New Confocal Microscopy System Provides High-Resolution Images of Neural Activity in Live Animals

An innovative microscope has been developed by scientists for imaging massive groups of interacting cells in their natural surroundings.

The microscope serves as a novel tool, allowing researchers to image neurons in living animals. It could also offer them an unparalleled view of how huge neutral networks communicate during different behaviors.

In the study published in Optica, The Optical Society’s journal for high-impact research, scientists from Boston University, USA, have demonstrated that their novel “multi-z” confocal microscopy system is capable of imaging the brains of living mice with a field of view bigger than a millimeter and at video speed.

To image huge groups of cells, subcellular or cellular details have to be captured at rapid speeds across a big 3D volume.
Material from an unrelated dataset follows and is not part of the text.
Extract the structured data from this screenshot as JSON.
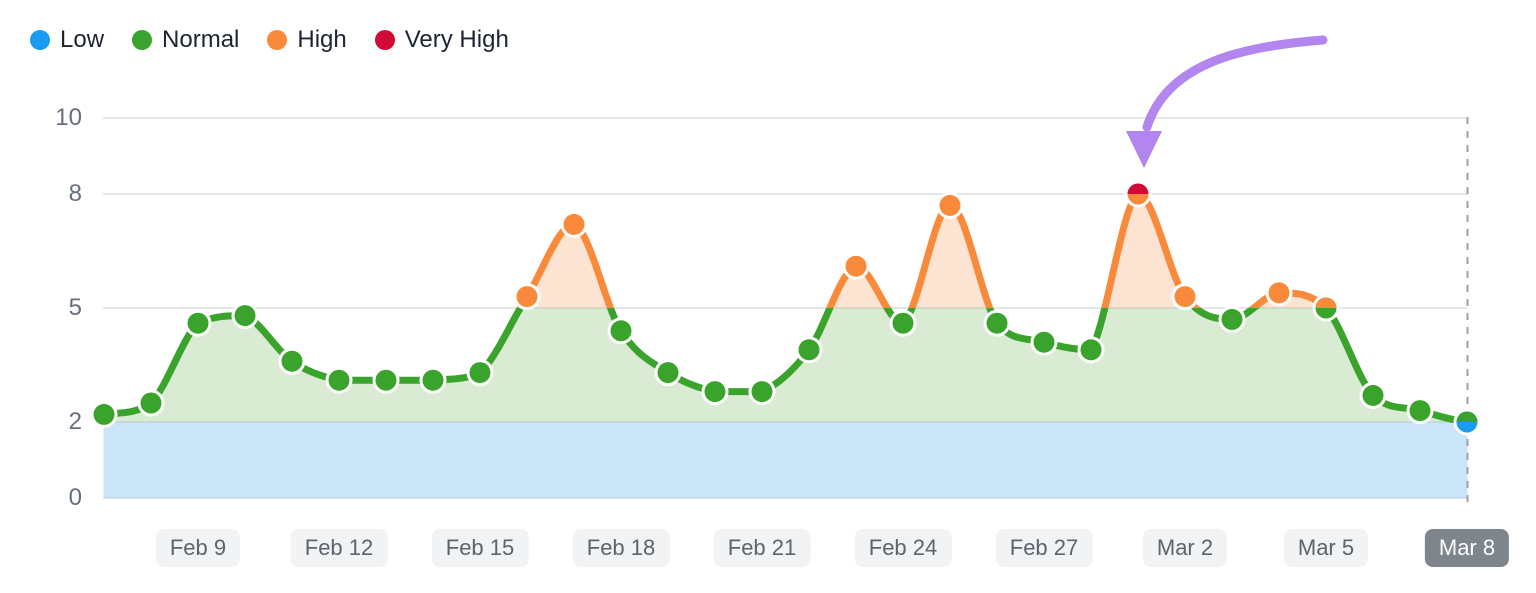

This is very difficult because a majority of imaging techniques is known to have inherent tradeoffs between resolution, the field of view, and speed.

We found a way to merge the needed imaging features in a microscopy system that is easy to build and operate. It also provides results in real time without the need for complicated data analysis or image processing.
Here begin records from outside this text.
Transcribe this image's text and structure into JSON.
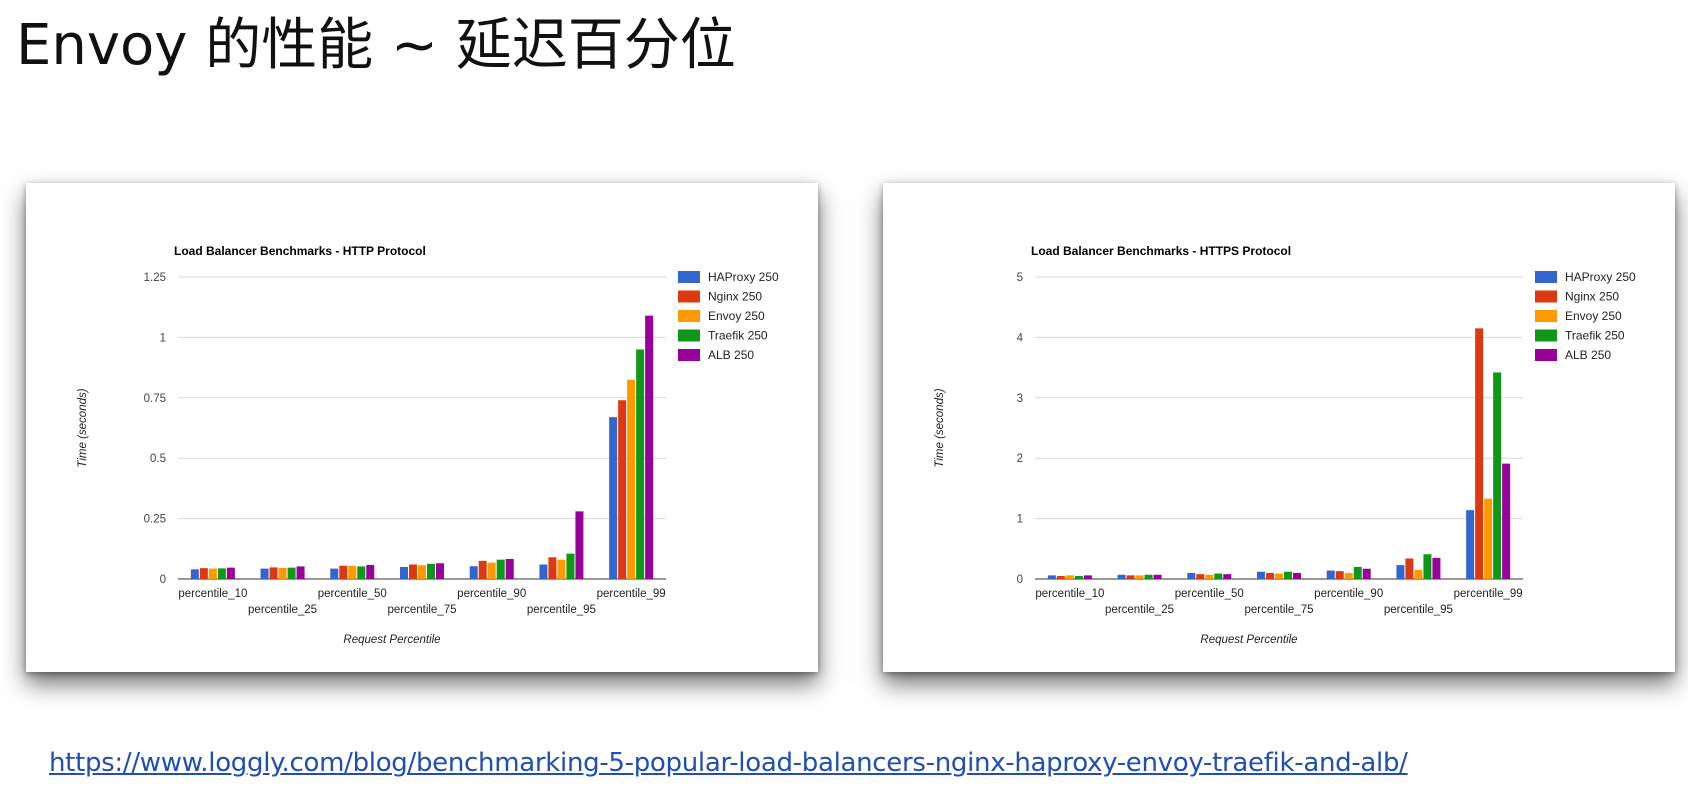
{
  "slide": {
    "title": "Envoy 的性能  ~ 延迟百分位",
    "link": "https://www.loggly.com/blog/benchmarking-5-popular-load-balancers-nginx-haproxy-envoy-traefik-and-alb/"
  },
  "colors": {
    "HAProxy": "#3366cc",
    "Nginx": "#dc3912",
    "Envoy": "#ff9900",
    "Traefik": "#109618",
    "ALB": "#990099"
  },
  "chart_data": [
    {
      "type": "bar",
      "title": "Load Balancer Benchmarks - HTTP Protocol",
      "xlabel": "Request Percentile",
      "ylabel": "Time (seconds)",
      "ylim": [
        0,
        1.25
      ],
      "yticks": [
        "0",
        "0.25",
        "0.5",
        "0.75",
        "1",
        "1.25"
      ],
      "grid": true,
      "legend_position": "right",
      "categories": [
        "percentile_10",
        "percentile_25",
        "percentile_50",
        "percentile_75",
        "percentile_90",
        "percentile_95",
        "percentile_99"
      ],
      "series": [
        {
          "name": "HAProxy 250",
          "values": [
            0.04,
            0.043,
            0.043,
            0.05,
            0.053,
            0.06,
            0.67
          ]
        },
        {
          "name": "Nginx 250",
          "values": [
            0.045,
            0.048,
            0.055,
            0.06,
            0.075,
            0.09,
            0.74
          ]
        },
        {
          "name": "Envoy 250",
          "values": [
            0.043,
            0.046,
            0.054,
            0.057,
            0.068,
            0.08,
            0.825
          ]
        },
        {
          "name": "Traefik 250",
          "values": [
            0.044,
            0.047,
            0.052,
            0.063,
            0.08,
            0.105,
            0.95
          ]
        },
        {
          "name": "ALB 250",
          "values": [
            0.047,
            0.052,
            0.058,
            0.065,
            0.083,
            0.28,
            1.09
          ]
        }
      ]
    },
    {
      "type": "bar",
      "title": "Load Balancer Benchmarks - HTTPS Protocol",
      "xlabel": "Request Percentile",
      "ylabel": "Time (seconds)",
      "ylim": [
        0,
        5
      ],
      "yticks": [
        "0",
        "1",
        "2",
        "3",
        "4",
        "5"
      ],
      "grid": true,
      "legend_position": "right",
      "categories": [
        "percentile_10",
        "percentile_25",
        "percentile_50",
        "percentile_75",
        "percentile_90",
        "percentile_95",
        "percentile_99"
      ],
      "series": [
        {
          "name": "HAProxy 250",
          "values": [
            0.06,
            0.07,
            0.1,
            0.12,
            0.14,
            0.23,
            1.14
          ]
        },
        {
          "name": "Nginx 250",
          "values": [
            0.05,
            0.06,
            0.08,
            0.1,
            0.13,
            0.34,
            4.15
          ]
        },
        {
          "name": "Envoy 250",
          "values": [
            0.06,
            0.06,
            0.07,
            0.09,
            0.1,
            0.15,
            1.33
          ]
        },
        {
          "name": "Traefik 250",
          "values": [
            0.05,
            0.07,
            0.09,
            0.12,
            0.2,
            0.41,
            3.42
          ]
        },
        {
          "name": "ALB 250",
          "values": [
            0.06,
            0.07,
            0.08,
            0.1,
            0.17,
            0.35,
            1.91
          ]
        }
      ]
    }
  ]
}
Amaury Badon, Study First Author, Department of Biomedical Engineering, Boston University.

Acquiring 3D image volumes

The novel “multi-z” microscope is predicated on confocal microscopy, a method often utilized for imaging cells. Confocal microscopy creates images with contrast and high resolution by utilizing a physical pinhole to let in-focus light through and block out-of-focus light. Conversely, it takes a considerable amount of time to scan a sample to obtain a sufficient number of 2D images to rebuild a 3D volume, and added to this, large amounts of data are also generated.
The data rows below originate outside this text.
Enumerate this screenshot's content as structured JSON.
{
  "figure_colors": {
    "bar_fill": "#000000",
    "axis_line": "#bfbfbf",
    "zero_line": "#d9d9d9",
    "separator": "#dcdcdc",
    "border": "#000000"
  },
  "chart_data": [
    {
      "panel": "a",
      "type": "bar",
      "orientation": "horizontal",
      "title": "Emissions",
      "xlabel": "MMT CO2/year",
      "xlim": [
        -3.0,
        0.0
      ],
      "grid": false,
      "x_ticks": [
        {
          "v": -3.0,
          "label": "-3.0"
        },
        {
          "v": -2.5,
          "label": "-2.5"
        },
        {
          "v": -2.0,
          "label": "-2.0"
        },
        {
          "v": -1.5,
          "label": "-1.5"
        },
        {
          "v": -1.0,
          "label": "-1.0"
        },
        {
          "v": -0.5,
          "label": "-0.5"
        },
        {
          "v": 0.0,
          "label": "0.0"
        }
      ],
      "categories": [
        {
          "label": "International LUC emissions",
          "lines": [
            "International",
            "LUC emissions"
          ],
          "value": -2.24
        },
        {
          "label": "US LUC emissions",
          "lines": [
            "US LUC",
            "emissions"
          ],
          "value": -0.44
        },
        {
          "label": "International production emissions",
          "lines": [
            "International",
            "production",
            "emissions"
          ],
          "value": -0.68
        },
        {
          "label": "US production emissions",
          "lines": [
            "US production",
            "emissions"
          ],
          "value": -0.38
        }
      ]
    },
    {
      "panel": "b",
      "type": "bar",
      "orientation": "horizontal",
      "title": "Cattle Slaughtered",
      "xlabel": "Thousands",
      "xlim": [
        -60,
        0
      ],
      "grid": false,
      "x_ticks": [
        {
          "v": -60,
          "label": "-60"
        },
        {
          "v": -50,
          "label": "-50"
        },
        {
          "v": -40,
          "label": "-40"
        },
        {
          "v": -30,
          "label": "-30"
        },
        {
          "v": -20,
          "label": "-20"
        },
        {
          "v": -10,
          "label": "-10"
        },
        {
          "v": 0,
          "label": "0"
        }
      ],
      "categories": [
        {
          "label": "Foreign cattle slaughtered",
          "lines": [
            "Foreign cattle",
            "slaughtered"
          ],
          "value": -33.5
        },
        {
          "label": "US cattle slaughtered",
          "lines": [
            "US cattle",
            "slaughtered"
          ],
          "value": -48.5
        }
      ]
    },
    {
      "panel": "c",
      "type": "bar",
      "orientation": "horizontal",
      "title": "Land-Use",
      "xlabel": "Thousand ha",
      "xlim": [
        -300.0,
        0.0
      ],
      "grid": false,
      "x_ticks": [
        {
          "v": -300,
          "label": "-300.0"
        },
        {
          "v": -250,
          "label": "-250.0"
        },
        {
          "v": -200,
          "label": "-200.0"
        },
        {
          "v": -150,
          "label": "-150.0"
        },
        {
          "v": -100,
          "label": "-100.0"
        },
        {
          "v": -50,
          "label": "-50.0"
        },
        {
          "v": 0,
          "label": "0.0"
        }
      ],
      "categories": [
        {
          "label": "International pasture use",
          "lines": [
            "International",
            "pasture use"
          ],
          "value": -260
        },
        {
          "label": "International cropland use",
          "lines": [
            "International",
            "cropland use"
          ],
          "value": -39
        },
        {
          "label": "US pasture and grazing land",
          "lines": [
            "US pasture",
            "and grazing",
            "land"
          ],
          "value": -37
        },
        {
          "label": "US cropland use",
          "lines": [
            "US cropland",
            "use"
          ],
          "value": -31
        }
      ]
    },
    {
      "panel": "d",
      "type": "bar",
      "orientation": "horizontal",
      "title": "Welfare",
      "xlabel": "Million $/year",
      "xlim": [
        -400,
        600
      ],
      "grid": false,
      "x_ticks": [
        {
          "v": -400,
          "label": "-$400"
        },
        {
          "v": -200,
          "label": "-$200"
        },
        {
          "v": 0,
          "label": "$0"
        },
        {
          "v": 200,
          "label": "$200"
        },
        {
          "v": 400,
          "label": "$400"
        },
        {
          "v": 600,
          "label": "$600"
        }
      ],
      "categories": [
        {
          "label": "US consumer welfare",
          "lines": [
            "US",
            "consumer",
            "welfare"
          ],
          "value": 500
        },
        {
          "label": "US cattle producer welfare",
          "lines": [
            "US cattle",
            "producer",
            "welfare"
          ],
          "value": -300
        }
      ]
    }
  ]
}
Therefore, to obtain multiple planes at the same time, the team came up with a new technique in which the light used for imaging cells in a single plane is also used for imaging cells deeper in the sample.

The researchers applied a method known as extended illumination, in which the objective lens of the microscope is just partly filled with the illuminating light, enabling the light to reach more deeply into the sample. Subsequently, the full objective lens is utilized for detecting fluorescence, which offers high resolution. The latest microscope—instead of having a single pinhole similar to conventional confocal setups—has an array of reflective pinholes, with each capturing in-focus light from the sample’s different depth.

Our method benefits from the contrast of confocal microscopy while being able to extend to volumetric imaging without sacrificing speed. Although extended illumination and reflective pinholes have been used before, this is the first time they were combined in a confocal microscope setup in a light-efficient way.

Amaury Badon, Study First Author, Department of Biomedical Engineering, Boston University.

Furthermore, the scientists customized the microscope for imaging at a larger scale when compared to traditional confocal microscopes and engineered it to image at video speed. It is vital to have fast image acquisition, because the fluorescence indicators monitoring the function of cells usually run on a few tens of milliseconds time scales.

Imaging neural activity in live animals

To demonstrate the new multi-z confocal microscopy system, the scientists used this instrument for imaging whole C. elegans worms, which are very large (measuring 500 to 800 µm) to effortlessly image simultaneously with a conventional confocal microscope. They were able to detect and track the activity of 42 neurons in the entire worm at the same time, even when the creatures were moving.

The scientists subsequently applied their microscope for imaging a mouse brain’s hippocampal region; during the imaging process, the animal was kept awake, making sure that its head was immobile. The researchers then successfully imaged the activity of neurons within a volume measuring 1200 X 1200 X 100 µm at video speed. They finally used an algorithm to detect as much as 926 neurons in the imaged volume.

Currently, the team is working to enhance the method’s speed and depth penetration and to make the microscope user-friendly and versatile as much as possible.